As a historical footnote, the term URL was created by the same
BOF that created the Uniform Resource Identifiers working group
at the IETF meeting in July 1992.

The early Web protocol specs had used the term "network address".

The term "Document Identifiers" came from Brewster Kahle and was
later used in a call for proposals by the Coalition for Networked
Information's Architectures & Standards Working Group, which in
turn led to TimBL propose Web addresses as Universal Document
Identifiers for a BOF at IETF 24 (Cambridge, MA).  Somewhere
in that BOF discussion, the URI working group was proposed and
TimBL's proposal was renamed Uniform Resource Locators
to distinguish it from other ideas for URNs
[see IETF 24 proceedings, p.184, and the following link].

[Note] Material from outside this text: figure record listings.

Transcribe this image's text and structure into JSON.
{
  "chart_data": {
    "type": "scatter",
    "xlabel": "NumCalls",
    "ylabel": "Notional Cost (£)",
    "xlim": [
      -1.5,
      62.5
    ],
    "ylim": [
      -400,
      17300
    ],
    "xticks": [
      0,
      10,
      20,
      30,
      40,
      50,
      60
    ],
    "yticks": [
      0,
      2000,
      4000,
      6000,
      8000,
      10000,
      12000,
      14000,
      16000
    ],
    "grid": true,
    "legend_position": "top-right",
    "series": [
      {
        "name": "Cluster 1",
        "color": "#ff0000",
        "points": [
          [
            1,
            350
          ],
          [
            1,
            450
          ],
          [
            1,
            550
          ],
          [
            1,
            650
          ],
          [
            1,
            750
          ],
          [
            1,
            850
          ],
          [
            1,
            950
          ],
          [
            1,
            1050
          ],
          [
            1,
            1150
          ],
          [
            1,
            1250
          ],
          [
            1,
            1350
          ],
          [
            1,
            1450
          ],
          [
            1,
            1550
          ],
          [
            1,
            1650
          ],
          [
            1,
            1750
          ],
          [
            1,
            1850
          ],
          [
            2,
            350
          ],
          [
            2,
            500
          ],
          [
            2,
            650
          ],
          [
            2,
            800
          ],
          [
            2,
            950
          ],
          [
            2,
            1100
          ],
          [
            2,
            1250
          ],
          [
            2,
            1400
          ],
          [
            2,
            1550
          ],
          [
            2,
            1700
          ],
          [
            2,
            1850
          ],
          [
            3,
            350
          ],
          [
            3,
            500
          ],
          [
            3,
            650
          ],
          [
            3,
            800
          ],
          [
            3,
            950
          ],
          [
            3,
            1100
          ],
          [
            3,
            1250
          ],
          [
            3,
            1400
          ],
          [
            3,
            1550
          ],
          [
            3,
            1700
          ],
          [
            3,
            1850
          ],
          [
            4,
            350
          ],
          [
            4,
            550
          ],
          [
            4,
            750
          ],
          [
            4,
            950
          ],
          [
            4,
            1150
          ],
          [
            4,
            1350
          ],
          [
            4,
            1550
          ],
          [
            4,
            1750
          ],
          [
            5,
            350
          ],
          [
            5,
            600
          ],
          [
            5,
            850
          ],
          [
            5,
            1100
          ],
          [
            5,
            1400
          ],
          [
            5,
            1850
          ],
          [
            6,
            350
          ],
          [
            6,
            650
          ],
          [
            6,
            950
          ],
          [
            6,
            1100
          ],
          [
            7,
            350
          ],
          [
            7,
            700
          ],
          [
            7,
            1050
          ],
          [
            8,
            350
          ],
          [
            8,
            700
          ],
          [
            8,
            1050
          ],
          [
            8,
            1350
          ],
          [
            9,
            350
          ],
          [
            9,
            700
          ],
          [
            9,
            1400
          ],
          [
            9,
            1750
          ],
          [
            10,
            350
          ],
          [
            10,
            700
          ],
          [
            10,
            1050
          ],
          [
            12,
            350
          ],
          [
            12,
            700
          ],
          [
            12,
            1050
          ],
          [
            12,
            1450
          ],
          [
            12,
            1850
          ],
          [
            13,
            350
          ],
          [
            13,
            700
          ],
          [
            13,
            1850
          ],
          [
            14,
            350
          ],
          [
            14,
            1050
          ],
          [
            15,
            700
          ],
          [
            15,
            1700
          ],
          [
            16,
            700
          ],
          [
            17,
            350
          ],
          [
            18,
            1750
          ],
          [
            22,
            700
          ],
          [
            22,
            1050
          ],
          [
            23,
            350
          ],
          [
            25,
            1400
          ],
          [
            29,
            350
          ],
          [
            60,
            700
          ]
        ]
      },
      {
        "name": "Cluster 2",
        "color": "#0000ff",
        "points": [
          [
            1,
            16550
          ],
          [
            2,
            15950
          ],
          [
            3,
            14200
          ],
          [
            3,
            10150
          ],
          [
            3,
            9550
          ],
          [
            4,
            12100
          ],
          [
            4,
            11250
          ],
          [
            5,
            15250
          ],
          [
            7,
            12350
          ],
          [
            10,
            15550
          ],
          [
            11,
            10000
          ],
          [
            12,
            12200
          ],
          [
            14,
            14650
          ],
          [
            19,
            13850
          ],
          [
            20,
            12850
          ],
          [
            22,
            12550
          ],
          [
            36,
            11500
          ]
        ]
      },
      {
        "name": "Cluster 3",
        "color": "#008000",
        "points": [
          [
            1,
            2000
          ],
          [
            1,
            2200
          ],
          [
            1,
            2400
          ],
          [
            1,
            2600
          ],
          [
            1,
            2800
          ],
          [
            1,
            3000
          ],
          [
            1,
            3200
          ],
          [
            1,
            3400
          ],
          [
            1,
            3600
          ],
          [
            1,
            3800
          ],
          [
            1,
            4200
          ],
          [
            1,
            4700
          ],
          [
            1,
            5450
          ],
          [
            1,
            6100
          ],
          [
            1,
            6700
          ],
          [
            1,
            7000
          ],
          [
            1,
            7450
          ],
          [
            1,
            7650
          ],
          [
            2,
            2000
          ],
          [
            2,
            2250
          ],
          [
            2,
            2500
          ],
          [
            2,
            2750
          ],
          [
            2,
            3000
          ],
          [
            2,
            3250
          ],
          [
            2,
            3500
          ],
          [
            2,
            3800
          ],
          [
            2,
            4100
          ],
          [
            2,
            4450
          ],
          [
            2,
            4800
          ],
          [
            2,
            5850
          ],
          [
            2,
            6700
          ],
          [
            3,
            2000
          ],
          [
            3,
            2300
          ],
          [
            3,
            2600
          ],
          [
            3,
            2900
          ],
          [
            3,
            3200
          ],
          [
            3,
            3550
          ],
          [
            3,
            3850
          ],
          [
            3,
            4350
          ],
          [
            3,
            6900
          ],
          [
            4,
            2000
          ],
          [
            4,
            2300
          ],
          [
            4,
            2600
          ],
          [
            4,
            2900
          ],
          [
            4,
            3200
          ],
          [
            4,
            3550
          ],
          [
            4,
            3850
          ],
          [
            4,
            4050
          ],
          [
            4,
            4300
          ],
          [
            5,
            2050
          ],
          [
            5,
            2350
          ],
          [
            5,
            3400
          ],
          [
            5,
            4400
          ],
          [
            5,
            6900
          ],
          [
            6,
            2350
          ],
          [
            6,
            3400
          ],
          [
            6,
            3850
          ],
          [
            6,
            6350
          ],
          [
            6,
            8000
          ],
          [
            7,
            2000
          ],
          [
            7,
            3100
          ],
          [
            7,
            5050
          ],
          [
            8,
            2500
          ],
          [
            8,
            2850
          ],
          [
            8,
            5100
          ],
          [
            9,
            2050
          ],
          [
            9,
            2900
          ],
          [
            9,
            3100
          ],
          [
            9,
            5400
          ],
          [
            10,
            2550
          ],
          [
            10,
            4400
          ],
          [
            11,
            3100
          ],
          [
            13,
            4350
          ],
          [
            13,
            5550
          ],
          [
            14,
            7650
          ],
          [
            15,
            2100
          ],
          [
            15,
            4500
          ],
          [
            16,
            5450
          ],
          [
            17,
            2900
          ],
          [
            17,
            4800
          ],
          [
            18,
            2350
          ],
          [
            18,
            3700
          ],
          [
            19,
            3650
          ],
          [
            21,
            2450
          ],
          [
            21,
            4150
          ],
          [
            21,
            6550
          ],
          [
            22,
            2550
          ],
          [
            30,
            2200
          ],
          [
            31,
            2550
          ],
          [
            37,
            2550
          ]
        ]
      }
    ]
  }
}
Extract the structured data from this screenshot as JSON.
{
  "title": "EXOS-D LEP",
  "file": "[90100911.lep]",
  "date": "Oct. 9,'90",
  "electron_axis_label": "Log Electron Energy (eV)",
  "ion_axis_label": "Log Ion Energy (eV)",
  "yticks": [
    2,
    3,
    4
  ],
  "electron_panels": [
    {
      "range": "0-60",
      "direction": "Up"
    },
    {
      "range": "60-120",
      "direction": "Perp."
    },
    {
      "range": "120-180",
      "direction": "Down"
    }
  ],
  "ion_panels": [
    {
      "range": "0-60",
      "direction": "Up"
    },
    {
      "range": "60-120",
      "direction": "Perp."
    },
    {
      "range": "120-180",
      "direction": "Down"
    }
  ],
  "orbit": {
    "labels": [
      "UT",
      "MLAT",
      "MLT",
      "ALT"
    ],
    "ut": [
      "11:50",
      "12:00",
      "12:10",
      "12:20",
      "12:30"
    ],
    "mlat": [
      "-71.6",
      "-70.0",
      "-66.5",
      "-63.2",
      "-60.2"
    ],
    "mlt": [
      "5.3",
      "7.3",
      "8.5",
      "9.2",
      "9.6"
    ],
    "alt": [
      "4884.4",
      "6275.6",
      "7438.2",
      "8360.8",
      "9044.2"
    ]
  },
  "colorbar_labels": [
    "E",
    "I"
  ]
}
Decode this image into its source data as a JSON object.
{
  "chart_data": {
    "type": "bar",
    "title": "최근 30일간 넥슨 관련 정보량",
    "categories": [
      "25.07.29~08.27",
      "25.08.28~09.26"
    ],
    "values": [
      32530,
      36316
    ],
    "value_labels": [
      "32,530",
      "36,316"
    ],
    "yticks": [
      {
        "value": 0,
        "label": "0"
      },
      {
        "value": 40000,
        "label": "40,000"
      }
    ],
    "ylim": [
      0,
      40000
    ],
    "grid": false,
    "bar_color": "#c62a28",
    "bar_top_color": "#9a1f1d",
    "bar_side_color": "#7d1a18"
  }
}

TimBL had originally specified that addresses in HREF could be
provided in full or partial form.  The IETF removed the partial
form, leading to all sorts of bad decisions regarding syntax,
and so I revived it in 1994 as Relative URLs [RFC1808].  That
spec is the only one that came close to defining what Anne
is trying to do here -- a single parsing standard for
potentially relative references. 

It is easy to claim that the merging of syntax specs that
created RFC2396 lost some value when the parsing standard was
replaced by a non-normative appendix.  However, it was discussed
extensively at the time, including with the browser developers,
and there was simply nothing common enough to make standard.
The best I could do for 2396 and 3986 was to include a
regular expression that accepts all strings and parses them
into the component parts.

I have absolutely no problem with writing a proposed standard
for parsing references, particularly if browser developers are
willing to adhere to one.  However, it is not a redefinition of
URLs, nor does it make sense for error-correcting transformations
(like pct-encoding embedded spaces) to be "the standard" for
parsing when there are plenty of applications that string
parse references for the sake of generating invalid test cases
(e.g., the example attributed to curl).

It is not non-interoperable behavior to parse input data
differently depending on the context in which it is entered.
What matters is that the context be properly documented to
indicate what pre/post-processing is applied, just as we
expect a browser's combined search/location dialog bars to
be documented as not merely URL-entry forms (or be banned
due to the privacy leakage of incremental search results).